ILL’s Peter Geltenbort explains: “This represents a significant breakthrough, and a real success for particle physics using neutrons…Over the years the method has been improved steadily, and pushed to its limits. It’s been said in the past that this experiment has disproved more theories than any other in the history of physics – and now it’s delivering the goods all over again.”

The only way scientists can verify their theories to explain this anomaly is to study the corresponding asymmetry in sub-atomic particles, by looking for slight “pear-shaped” distortions in their otherwise spherical forms. It has taken five decades of research to reach the stage where measurements of these particles, called neutrons, have become sensitive enough to test the very best candidate theories. Neutrons are electrically neutral, but they have positive and negative charges moving around inside them. If the centres of gravity of these charges aren’t in the same place, it would result in one end of the neutron being slightly positive, and the other slightly negative. This is called an electric-dipole moment, and it is the phenomenon that physicists have been working to find for the past 50 years. Spin-offs from the original pioneering work in this area include atomic clocks and magnetic-resonance imaging.

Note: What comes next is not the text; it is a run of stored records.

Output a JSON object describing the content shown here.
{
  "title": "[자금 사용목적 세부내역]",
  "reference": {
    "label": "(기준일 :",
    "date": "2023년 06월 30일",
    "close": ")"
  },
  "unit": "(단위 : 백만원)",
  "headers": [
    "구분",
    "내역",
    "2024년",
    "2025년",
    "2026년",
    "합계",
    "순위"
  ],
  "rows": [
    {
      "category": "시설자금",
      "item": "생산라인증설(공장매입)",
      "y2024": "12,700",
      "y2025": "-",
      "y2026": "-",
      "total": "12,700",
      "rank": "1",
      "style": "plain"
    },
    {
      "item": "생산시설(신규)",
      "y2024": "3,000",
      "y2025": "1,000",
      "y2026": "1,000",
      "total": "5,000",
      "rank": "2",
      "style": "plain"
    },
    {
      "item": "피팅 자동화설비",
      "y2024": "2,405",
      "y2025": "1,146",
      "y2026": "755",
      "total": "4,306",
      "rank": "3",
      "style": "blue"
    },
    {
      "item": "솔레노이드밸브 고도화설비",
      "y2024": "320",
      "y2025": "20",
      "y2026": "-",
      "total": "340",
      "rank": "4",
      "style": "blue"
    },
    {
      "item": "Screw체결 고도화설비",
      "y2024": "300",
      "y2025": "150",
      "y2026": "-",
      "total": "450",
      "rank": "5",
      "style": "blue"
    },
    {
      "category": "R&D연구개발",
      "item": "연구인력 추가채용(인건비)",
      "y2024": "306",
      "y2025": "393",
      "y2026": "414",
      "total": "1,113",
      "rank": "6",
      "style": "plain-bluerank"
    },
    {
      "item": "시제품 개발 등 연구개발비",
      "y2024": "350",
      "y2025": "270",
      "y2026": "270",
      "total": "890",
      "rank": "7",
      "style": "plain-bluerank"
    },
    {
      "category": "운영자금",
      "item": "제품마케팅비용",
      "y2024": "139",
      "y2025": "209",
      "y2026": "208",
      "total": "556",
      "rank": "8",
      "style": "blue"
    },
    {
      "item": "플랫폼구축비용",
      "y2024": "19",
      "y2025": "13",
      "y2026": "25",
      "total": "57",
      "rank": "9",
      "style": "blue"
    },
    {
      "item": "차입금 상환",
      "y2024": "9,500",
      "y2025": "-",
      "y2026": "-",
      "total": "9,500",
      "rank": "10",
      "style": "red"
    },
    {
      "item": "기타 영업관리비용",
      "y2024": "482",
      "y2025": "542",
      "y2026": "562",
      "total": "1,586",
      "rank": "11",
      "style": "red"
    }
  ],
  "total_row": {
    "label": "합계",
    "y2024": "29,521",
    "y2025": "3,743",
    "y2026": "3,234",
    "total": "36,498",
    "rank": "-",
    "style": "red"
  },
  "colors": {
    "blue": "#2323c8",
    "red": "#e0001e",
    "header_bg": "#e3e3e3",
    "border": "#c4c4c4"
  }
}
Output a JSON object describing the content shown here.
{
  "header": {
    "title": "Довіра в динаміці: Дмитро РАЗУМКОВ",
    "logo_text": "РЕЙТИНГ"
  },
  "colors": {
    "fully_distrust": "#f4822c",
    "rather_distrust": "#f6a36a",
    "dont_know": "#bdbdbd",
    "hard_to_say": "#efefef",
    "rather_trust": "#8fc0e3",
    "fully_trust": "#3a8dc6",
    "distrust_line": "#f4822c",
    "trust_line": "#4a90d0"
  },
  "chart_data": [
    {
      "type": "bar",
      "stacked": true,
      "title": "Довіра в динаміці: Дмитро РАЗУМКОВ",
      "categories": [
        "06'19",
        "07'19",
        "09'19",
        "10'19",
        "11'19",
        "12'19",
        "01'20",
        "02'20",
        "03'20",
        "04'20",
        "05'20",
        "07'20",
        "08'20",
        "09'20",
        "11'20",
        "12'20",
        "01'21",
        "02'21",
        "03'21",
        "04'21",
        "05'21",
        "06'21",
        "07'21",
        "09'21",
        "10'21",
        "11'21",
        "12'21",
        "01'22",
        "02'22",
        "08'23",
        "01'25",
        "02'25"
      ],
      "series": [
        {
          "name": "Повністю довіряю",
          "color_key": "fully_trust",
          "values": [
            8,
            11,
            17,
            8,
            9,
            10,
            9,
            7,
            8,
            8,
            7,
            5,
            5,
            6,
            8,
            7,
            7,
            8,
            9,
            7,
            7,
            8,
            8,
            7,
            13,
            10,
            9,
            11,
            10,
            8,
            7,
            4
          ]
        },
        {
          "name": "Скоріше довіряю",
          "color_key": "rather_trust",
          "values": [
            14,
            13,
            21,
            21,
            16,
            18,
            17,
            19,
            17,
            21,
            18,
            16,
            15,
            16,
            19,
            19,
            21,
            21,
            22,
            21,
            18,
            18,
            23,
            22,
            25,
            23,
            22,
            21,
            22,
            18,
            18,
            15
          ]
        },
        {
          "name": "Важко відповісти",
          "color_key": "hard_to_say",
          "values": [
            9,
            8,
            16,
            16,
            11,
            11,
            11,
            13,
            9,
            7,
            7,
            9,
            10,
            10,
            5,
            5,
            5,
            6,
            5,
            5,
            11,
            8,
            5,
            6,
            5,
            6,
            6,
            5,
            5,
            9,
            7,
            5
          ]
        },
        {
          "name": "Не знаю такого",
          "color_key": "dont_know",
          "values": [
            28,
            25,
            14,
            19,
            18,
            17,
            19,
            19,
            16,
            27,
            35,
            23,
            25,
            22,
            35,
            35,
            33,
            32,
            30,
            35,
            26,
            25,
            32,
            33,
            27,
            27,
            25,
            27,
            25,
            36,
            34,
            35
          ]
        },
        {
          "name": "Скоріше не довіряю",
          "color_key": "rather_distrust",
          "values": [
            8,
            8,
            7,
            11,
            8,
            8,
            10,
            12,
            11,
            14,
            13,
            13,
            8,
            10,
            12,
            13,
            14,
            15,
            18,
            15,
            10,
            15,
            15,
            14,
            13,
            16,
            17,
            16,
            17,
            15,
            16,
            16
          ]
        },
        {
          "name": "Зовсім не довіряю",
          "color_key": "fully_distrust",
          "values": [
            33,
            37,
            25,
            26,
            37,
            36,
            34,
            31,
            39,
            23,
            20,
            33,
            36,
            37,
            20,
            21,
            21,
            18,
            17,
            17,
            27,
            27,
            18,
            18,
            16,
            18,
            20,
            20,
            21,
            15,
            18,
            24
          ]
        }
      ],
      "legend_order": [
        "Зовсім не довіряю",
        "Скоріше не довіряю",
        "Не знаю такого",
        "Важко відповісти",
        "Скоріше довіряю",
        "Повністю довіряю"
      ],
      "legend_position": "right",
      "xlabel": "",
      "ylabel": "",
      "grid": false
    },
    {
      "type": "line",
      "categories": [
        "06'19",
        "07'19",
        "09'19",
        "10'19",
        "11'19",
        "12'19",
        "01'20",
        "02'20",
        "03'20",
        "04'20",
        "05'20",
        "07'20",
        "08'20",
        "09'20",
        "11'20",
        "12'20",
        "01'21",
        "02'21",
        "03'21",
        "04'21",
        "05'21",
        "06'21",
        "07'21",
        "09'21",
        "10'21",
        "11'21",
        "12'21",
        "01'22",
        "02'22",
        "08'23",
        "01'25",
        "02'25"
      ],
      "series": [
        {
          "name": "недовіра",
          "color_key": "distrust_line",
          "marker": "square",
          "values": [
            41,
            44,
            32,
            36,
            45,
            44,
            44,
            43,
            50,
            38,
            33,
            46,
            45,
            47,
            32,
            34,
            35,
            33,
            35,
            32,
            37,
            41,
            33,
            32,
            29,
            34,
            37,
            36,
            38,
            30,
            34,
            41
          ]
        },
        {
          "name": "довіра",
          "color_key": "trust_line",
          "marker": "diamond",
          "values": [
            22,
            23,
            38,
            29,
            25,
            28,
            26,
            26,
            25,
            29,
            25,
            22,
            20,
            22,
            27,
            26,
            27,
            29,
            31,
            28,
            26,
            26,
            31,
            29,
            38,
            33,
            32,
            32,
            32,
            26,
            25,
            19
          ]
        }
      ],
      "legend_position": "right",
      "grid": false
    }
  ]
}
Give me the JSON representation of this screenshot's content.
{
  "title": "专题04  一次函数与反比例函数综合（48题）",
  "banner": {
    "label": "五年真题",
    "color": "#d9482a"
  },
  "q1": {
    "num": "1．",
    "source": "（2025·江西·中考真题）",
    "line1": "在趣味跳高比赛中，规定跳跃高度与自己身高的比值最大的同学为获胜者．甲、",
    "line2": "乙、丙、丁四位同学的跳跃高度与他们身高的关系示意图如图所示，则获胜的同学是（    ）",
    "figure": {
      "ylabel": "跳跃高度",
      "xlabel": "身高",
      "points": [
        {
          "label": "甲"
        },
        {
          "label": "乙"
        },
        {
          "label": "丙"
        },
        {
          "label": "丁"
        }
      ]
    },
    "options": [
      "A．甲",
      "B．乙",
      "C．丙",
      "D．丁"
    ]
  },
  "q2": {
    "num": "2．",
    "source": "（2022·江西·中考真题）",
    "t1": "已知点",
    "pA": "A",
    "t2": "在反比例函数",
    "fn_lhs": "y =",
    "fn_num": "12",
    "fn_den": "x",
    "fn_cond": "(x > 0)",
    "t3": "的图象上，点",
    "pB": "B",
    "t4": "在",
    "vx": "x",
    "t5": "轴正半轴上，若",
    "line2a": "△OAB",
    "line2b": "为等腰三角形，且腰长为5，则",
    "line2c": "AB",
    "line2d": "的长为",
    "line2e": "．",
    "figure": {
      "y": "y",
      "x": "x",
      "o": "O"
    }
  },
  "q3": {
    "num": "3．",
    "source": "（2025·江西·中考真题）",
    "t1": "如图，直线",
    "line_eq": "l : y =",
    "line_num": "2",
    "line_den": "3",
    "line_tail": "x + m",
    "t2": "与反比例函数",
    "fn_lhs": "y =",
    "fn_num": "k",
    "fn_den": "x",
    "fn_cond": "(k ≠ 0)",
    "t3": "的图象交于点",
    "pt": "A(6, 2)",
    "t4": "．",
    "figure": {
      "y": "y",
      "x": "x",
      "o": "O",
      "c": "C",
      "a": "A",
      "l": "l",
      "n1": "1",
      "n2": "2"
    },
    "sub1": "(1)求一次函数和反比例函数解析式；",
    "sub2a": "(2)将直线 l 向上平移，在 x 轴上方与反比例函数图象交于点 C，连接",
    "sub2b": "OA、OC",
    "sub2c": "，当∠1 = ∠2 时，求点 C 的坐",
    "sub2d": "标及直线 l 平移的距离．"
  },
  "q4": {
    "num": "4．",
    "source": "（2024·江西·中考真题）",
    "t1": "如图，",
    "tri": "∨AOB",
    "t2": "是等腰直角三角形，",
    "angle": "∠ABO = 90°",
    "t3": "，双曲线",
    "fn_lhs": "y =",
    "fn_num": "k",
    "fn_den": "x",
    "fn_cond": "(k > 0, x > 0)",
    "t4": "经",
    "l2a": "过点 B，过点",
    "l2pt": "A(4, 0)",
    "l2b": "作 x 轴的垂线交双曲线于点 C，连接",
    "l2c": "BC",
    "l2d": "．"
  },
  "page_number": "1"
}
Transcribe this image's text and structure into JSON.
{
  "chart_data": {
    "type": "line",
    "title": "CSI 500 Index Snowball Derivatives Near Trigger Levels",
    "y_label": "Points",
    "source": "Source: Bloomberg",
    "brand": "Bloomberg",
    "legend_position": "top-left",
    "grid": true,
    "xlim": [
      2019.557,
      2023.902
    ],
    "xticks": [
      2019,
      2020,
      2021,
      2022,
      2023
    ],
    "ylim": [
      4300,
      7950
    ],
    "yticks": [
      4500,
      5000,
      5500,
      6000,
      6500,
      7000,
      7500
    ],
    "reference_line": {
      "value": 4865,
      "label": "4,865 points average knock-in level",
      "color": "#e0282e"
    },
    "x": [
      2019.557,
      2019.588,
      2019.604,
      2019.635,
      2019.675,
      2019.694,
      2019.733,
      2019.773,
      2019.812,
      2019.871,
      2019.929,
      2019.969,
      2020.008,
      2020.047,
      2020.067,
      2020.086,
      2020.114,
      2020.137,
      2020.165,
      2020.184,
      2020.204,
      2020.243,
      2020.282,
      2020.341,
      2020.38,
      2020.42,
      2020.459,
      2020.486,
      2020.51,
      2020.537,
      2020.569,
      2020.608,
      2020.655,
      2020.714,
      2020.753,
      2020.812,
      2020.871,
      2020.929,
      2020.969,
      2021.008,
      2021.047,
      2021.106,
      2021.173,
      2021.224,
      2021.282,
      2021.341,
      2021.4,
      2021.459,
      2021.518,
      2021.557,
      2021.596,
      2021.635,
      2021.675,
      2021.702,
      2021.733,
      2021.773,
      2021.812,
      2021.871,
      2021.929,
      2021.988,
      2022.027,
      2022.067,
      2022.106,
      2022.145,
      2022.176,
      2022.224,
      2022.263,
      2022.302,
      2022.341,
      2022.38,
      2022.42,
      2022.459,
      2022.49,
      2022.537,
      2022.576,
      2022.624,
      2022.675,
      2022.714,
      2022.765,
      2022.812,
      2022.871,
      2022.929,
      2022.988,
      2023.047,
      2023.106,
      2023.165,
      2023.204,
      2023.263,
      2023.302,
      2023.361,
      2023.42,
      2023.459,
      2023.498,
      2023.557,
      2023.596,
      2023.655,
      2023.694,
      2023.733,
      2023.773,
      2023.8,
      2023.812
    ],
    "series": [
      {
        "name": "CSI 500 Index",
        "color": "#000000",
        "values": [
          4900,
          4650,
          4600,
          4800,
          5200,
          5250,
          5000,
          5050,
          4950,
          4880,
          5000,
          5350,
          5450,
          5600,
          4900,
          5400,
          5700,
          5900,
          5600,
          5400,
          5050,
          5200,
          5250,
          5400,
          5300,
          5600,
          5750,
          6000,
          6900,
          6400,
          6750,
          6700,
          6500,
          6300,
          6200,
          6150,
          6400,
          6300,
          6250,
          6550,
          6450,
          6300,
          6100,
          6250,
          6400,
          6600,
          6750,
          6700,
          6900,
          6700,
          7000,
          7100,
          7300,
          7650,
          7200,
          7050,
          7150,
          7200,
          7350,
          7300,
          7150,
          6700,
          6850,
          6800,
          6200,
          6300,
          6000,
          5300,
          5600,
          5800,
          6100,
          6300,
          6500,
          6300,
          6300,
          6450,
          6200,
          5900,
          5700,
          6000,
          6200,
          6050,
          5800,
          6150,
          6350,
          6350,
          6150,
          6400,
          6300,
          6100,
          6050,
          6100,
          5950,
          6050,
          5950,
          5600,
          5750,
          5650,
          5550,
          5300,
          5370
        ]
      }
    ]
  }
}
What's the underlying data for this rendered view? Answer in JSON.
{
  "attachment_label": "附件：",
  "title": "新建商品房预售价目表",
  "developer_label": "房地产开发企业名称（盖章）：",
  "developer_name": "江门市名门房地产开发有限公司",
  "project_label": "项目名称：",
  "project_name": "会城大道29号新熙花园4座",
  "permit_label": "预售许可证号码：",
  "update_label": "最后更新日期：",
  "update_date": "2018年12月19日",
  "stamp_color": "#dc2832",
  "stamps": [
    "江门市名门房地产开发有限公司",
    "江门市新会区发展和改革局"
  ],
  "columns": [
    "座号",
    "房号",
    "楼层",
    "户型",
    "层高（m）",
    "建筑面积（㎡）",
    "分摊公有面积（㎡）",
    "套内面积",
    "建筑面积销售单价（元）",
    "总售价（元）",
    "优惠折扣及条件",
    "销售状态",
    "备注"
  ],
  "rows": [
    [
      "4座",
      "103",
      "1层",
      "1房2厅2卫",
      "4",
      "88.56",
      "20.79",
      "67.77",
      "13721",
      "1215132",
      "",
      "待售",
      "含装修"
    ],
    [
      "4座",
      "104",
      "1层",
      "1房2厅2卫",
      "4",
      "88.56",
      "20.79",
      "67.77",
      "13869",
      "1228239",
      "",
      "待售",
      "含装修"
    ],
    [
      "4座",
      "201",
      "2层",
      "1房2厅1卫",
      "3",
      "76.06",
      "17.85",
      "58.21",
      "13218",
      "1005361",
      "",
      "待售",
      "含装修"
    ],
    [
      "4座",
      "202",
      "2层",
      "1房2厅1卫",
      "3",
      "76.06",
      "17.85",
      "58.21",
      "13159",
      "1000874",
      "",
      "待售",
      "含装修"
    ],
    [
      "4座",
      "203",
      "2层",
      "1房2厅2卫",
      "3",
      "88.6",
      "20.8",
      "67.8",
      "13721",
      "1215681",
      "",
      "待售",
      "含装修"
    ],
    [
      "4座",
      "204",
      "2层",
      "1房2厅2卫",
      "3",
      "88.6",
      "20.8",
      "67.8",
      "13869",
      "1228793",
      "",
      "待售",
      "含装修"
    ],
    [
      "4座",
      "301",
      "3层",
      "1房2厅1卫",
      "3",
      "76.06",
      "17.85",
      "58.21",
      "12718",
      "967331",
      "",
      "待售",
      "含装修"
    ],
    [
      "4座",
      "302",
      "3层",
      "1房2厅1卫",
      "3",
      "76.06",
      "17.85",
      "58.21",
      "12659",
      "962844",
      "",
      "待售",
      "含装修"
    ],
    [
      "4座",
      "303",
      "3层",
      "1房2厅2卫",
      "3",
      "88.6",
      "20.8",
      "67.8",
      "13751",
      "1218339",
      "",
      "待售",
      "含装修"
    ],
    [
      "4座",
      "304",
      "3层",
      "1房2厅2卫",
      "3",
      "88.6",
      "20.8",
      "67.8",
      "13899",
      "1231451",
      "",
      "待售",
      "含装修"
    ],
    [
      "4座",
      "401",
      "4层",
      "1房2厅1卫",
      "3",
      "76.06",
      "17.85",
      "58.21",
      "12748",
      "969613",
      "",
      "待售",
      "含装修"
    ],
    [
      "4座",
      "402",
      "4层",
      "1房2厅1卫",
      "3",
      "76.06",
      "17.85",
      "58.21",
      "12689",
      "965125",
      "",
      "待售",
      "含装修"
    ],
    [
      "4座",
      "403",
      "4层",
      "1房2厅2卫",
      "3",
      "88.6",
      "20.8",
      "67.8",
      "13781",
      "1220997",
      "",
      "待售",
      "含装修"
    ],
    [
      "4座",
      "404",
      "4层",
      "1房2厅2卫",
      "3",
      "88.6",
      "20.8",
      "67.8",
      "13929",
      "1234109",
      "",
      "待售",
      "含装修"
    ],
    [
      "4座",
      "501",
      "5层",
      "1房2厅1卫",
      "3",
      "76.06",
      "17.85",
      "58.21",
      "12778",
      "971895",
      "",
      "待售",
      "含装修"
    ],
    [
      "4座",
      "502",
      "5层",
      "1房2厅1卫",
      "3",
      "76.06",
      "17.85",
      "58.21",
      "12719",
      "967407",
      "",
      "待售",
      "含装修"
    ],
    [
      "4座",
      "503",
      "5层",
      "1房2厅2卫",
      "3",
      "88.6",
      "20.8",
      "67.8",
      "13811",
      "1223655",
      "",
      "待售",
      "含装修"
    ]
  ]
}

The apparatus employed a special type of atomic clock that used spinning neutrons instead of atoms. It applied 120,000 volts to a quartz “bottle” that was filled regularly with neutrons captured from a reactor. The clock frequency was measured through nuclear magnetic resonance.

Philip Harris and Maurits van der Grinten, of Sussex University and Rutherford Appleton Laboratory (RAL) in the UK, worked in conjunction with the ILL. The team has now expanded to include Oxford University and the University of Kure in Japan. They are busy developing a new version of the experiment that will submerge their neutron-clock in a bath of liquid helium, half a degree above absolute zero, they hope to increase their sensitivity a hundredfold.